Using a variety of animals from hamsters and fish to dogs and horses, animal-assisted therapy provides an opportunity for boys to give and receive unconditional acceptance and love. Animals ignite warmth in even the most withdrawn boy, putting him at ease and increasing his willingness to reach out and take risks without fear. Boys learn about proper care, handling, feeding and health care of animals. They also learn to have compassion, gentleness and respect for animals, other people and themselves.
New Leash on Life
At the forefront of animal therapy is the “New Leash On Life” (NLOL) program, which matches a CBRYC boy with a dog from an area animal shelter. Over the course of the 10-week session, the boy is required to provide his dog with proper care and training, eventually preparing the dog to be adopted by a new family. Since 1997, NLOL has enrolled more than 175 boys and 180 dogs, has been the subject of formal university research, and has been featured by such national news media as NBC Nightly News and The Discovery Channel’s Animal Planet. See our adoptable dogs!
The horsemanship program spans a broad range of activities: chores, grooming, riding, training, showing, health and nutrition. Besides the fundamentals of horsemanship, boys learn the essential nature of teamwork and self-control. The horsemanship program is accredited by the North American Handicapped Riding Association (NARHA). The Horsemanship Program has been featured by numerous national news media, including PBS’ The Nature Series.
Through CBRYC's small-animal therapy, boys work with a variety of creatures, including sheep, llamas, dogs, cats, ferrets, guinea pigs, rabbits, chinchillas, birds, sugar gliders, reptiles and fish. They research the physiology and environment of the animals, and the boys take responsibility for their feeding, grooming and overall care.

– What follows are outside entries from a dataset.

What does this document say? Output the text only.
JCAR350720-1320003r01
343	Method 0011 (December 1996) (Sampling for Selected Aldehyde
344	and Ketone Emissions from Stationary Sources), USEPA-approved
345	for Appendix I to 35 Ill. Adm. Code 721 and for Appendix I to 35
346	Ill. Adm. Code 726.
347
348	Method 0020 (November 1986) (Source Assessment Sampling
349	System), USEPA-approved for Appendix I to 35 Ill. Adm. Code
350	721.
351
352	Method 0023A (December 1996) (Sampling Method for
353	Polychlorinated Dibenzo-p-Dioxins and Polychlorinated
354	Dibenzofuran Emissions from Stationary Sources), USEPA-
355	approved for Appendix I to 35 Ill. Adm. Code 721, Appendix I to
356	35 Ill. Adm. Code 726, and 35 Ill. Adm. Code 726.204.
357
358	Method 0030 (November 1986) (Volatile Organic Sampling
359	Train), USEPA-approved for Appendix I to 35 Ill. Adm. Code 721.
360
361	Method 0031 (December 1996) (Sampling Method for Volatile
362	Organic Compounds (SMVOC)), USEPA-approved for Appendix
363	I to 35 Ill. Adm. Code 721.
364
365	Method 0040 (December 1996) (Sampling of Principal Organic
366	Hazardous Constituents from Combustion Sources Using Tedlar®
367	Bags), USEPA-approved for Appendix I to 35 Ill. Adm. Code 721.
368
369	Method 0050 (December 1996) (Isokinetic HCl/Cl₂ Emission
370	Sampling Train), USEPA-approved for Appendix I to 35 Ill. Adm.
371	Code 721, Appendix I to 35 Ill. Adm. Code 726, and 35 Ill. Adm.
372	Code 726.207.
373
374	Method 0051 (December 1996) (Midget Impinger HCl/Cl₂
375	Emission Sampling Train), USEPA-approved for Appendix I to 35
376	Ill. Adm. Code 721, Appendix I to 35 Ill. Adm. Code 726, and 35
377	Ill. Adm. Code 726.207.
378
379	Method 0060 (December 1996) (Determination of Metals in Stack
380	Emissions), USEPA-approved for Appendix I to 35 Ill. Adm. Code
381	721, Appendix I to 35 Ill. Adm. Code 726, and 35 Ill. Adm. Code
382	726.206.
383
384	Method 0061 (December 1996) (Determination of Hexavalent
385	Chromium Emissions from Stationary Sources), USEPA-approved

Through working with these smaller creatures, boys understand the fragility of life. They learn to control their aggression, curb their tempers and acquire gentility. They realize that violence, to which many of them have become accustomed, is not a healthy way to communicate and that living creatures, animal or mankind, respond positively to a loving touch. For some of the youth, it is the first time they have experienced a healthy relationship with another living being. The non-threatening nature of the animals also helps youth tolerate more threatening stimuli, such as exploring their painful pasts.
Members of CBRYC's 4-H program undertake individual projects involving horses, cattle, rabbits, sheep, llamas and crafts, which they may enter in local, county and state fairs. As a result, the boys learn leadership, responsibility and social skills while having fun.
The Cattle Program educates youth about livestock, range management and agri-business. It also teaches responsibility and leadership, promoting cooperation, optimism and hard work.